For decision-makers who prefer to make more transparent the tradeoff between equity and efficiency, another common approach is MCDA.8 MCDA allows decisionmakers to explicitly prioritize different treatment attributes—such as a treatment’s efficacy, safety, cost, or impact on disadvantaged groups—when conducting value assessments. Treatment attributes are selected and decisionmakers explicitly make tradeoffs across the presented dimensions among available treatment options.

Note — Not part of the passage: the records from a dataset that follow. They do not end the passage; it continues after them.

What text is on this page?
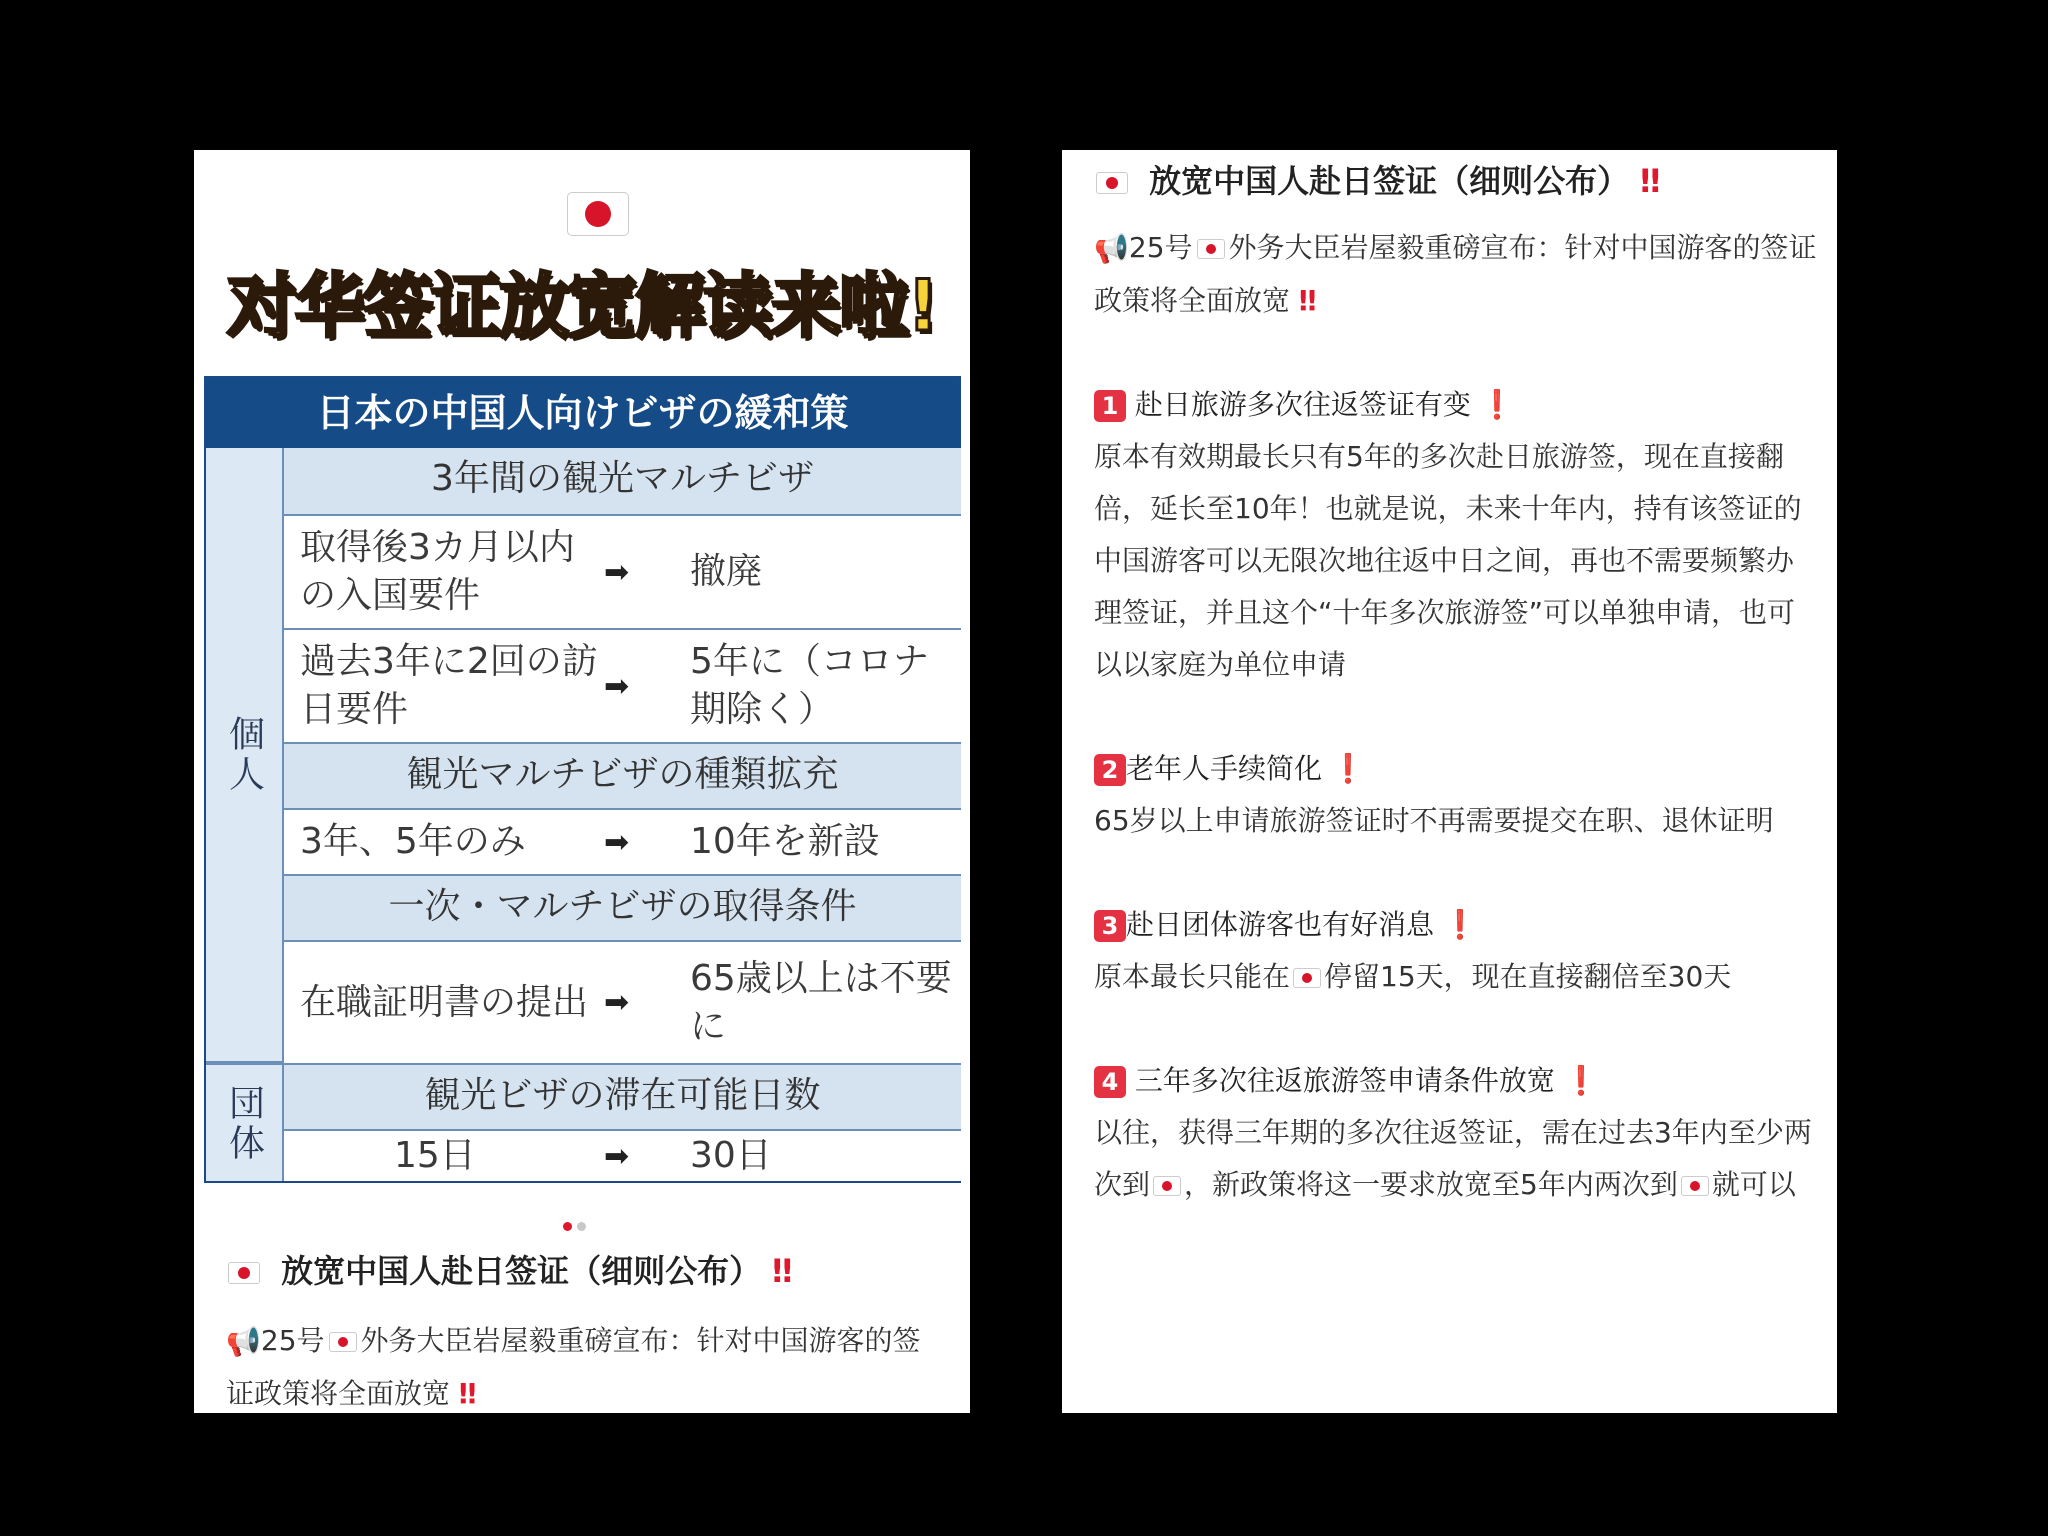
对华签证放宽解读来啦!
日本の中国人向けビザの緩和策
個人
団体
3年間の観光マルチビザ
取得後3カ月以内の入国要件
➡ 撤廃
過去3年に2回の訪日要件
➡
5年に（コロナ期除く）
観光マルチビザの種類拡充
3年、5年のみ	➡ 10年を新設
一次・マルチビザの取得条件
在職証明書の提出 ➡
65歳以上は不要に
観光ビザの滞在可能日数
15日	➡ 30日
放宽中国人赴日签证（细则公布） ‼
📢25号 外务大臣岩屋毅重磅宣布：针对中国游客的签证政策将全面放宽 ‼
放宽中国人赴日签证（细则公布） ‼
📢25号 外务大臣岩屋毅重磅宣布：针对中国游客的签证政策将全面放宽 ‼
1 赴日旅游多次往返签证有变 ❗
原本有效期最长只有5年的多次赴日旅游签，现在直接翻倍，延长至10年！也就是说，未来十年内，持有该签证的中国游客可以无限次地往返中日之间，再也不需要频繁办理签证，并且这个“十年多次旅游签”可以单独申请，也可以以家庭为单位申请
2 老年人手续简化 ❗
65岁以上申请旅游签证时不再需要提交在职、退休证明
3 赴日团体游客也有好消息 ❗
原本最长只能在 停留15天，现在直接翻倍至30天
4 三年多次往返旅游签申请条件放宽 ❗
以往，获得三年期的多次往返签证，需在过去3年内至少两次到 ，新政策将这一要求放宽至5年内两次到 就可以
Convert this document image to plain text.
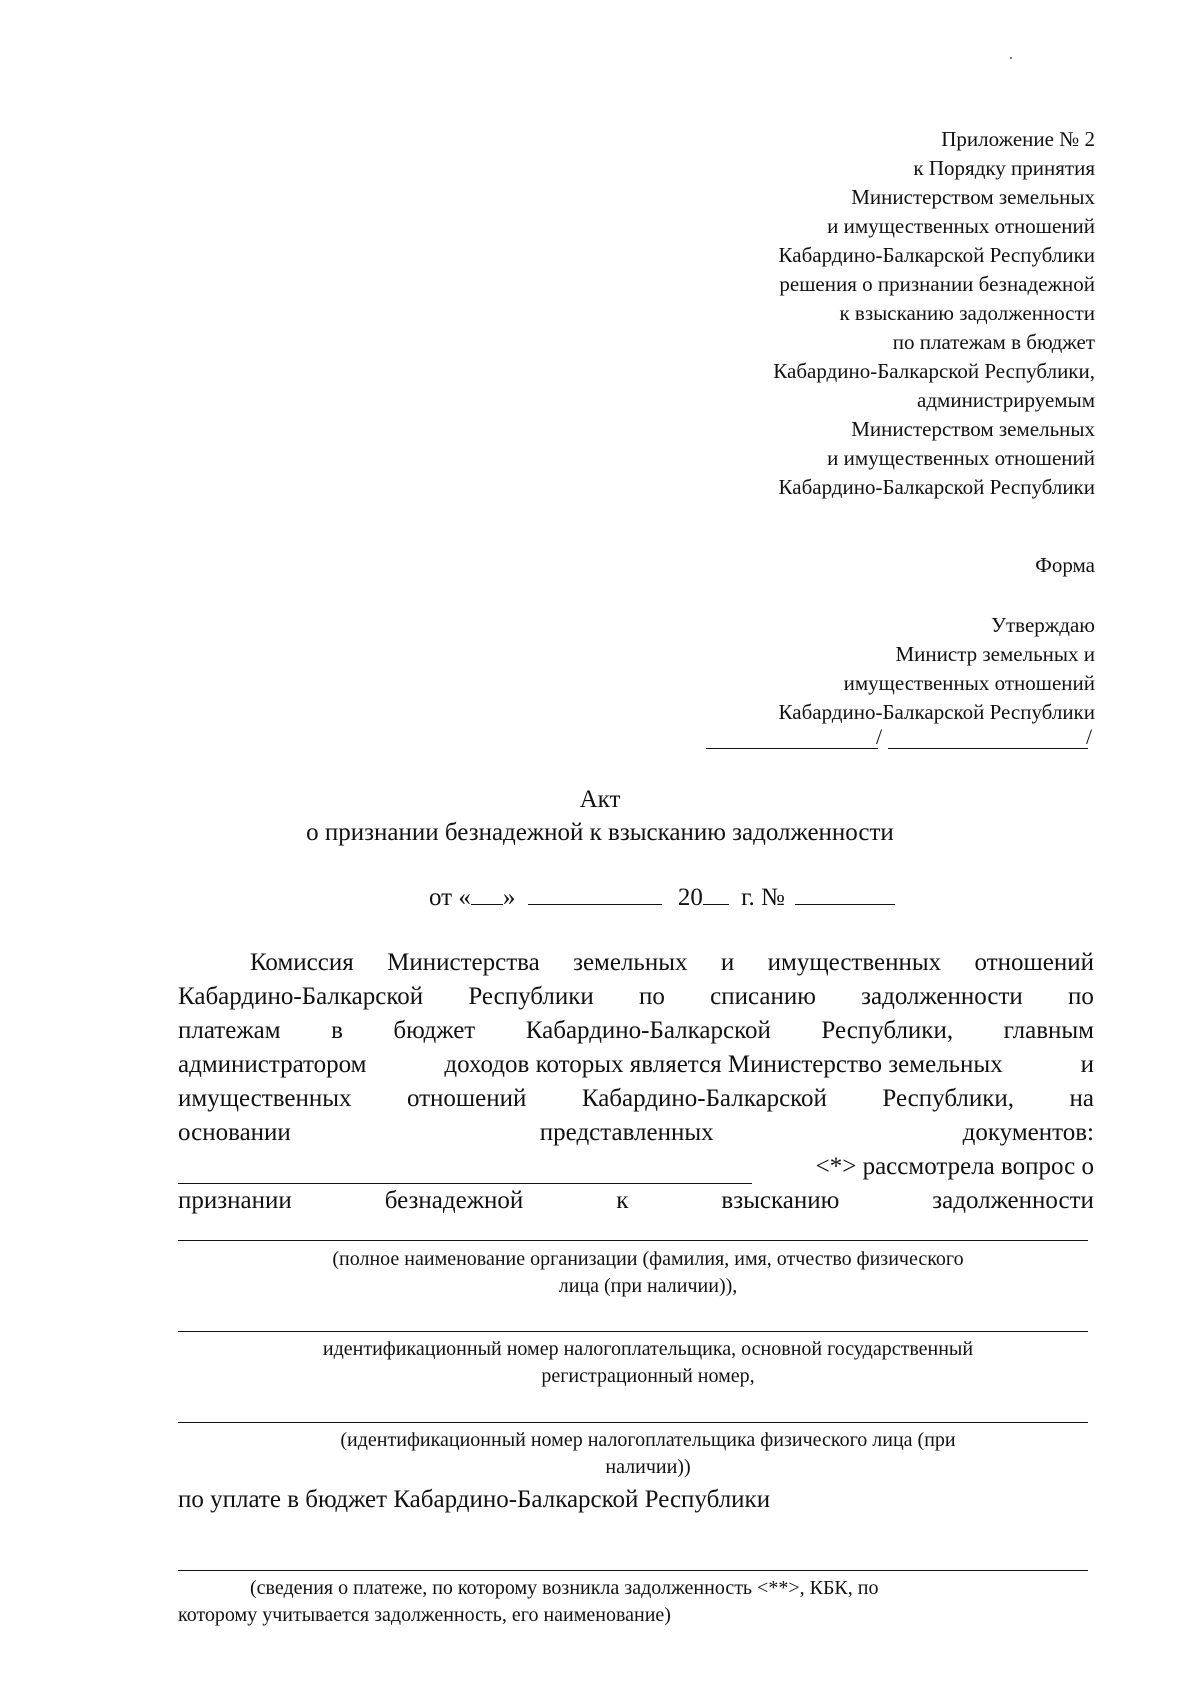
Приложение № 2
к Порядку принятия
Министерством земельных
и имущественных отношений
Кабардино-Балкарской Республики
решения о признании безнадежной
к взысканию задолженности
по платежам в бюджет
Кабардино-Балкарской Республики,
администрируемым
Министерством земельных
и имущественных отношений
Кабардино-Балкарской Республики
Форма
Утверждаю
Министр земельных и
имущественных отношений
Кабардино-Балкарской Республики
/	/
Акт
о признании безнадежной к взысканию задолженности
от « »	20 г. №
Комиссия Министерства земельных и имущественных отношений
Кабардино-Балкарской Республики по списанию задолженности по
платежам в бюджет Кабардино-Балкарской Республики, главным
администратором	доходов которых является Министерство земельных	и
имущественных отношений Кабардино-Балкарской Республики, на
основании	представленных	документов:
<*> рассмотрела вопрос о
признании	безнадежной	к	взысканию	задолженности
(полное наименование организации (фамилия, имя, отчество физического
лица (при наличии)),
идентификационный номер налогоплательщика, основной государственный
регистрационный номер,
(идентификационный номер налогоплательщика физического лица (при
наличии))
по уплате в бюджет Кабардино-Балкарской Республики
(сведения о платеже, по которому возникла задолженность <**>, КБК, по
которому учитывается задолженность, его наименование)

MCDA provides a framework to help make these decisions more accessible for different uses in real-world situations.
Where we go from here
Although inequality in health outcomes is a multi-faceted problem, as health care professionals we have a social responsibility to help reduce health inequality in whichever way we can. Improving the representativeness of clinical trials and updating our value assessment frameworks are just 2 small ways we can play our role in the fight against health inequality. If collectively as managed care organizations, life science companies, decision-makers and researchers we can push for these efforts, it will no doubt in the future impact research and development, value frameworks, reimbursement, and health outcomes for disadvantaged populations.